Le château royal de Shabwa, dénommé Shaqîr, s’inscrit bien dans cette tradition sud arabique de hautes maisons servant de forteresses.

Situé contre et même au-dessus de la porte principale n° 3, il assure la défense de tout ce secteur, dominant tous les édifices environnants (n°53 et 52, etc.). Il est conçu comme une tour, munie d'accès compliqués, il multiplie les étages dépourvus de larges ouvertures (du moins au rez-de-chaussée) et il est donc aisé de s'y retrancher et de soutenir un siège pourvu que l'on ait accès à l'eau par son bassin latéral.

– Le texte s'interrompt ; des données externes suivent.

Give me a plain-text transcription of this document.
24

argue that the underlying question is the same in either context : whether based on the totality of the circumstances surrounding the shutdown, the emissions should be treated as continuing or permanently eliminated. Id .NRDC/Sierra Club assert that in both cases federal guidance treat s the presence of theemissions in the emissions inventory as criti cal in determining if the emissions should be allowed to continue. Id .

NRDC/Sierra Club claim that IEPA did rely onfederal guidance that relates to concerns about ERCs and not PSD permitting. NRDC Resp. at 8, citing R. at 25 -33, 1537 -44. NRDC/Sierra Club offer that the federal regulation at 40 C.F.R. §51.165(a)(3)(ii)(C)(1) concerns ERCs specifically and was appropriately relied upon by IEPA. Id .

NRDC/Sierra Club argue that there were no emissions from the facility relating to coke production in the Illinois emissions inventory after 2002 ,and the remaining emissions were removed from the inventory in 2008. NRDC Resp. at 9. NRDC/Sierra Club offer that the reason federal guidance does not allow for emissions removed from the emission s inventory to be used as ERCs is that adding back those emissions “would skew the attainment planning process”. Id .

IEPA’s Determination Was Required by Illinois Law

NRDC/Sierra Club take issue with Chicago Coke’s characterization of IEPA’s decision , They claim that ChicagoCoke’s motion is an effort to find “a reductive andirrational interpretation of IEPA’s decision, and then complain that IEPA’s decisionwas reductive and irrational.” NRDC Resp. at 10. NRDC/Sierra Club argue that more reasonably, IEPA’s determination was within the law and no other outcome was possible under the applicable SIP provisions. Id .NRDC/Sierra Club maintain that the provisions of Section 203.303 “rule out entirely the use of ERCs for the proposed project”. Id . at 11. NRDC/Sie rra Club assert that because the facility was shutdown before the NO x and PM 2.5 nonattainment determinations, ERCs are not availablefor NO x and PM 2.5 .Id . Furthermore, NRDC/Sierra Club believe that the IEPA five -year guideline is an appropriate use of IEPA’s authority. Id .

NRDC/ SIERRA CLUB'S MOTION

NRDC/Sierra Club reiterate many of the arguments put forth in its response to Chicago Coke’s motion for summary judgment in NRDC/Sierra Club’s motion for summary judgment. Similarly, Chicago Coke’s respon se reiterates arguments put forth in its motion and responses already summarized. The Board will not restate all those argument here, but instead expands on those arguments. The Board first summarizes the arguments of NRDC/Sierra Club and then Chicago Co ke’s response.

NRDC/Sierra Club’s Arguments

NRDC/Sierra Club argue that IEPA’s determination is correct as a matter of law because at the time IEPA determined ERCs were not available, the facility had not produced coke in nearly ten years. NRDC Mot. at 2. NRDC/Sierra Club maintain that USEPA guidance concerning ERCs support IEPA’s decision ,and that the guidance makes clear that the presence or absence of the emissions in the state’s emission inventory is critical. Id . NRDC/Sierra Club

Le programme décoratif des derniers états du château de Shabwa témoigne d’un art de cour unique en Arabie du Sud au IIIe siècle.  Mentionnons tout d’abord la décoration des portiques du bâtiment B et ses meneaux octogonaux de pierre ornés de rinceaux et surmontés de chapiteaux à griffons d’inspiration orientale (parthe ou sassanide). Les peintures de ses portiques, personnage retenant son cheval, femme voilée couverte d’une coiffe compliquée ou couple de personnages se rattachent bien à des modèles orientaux. On peut supposer que des peintres probablement syriens sont venus un temps à la cour royale. 

De même, des bronziers locaux, forgeant des statues humaines et animales, et des frises de bronze ornées d’archers, de lions ou de griffons, travaillent de concert avec des maîtres venus d’Alexandrie ou de Syrie. Ce sont eux qui ont assemblé la statue monumentale du « grand monument » tout comme les statues des hautes-terres du Yémen et de leurs environs (chevaux de Mâ’rib, statues des rois himyarites, têtes de Ghaymân ou  de Qaryat al-Faw, etc). 

Finalement, l’hellénisation des arts, aux IIe et IIIe siècles, n’a fait qu’effleurer Shabwa et le wâdî Dura’, mais guère la vallée du Hadramawt où - il est vrai - les centres urbains ont déjà décliné.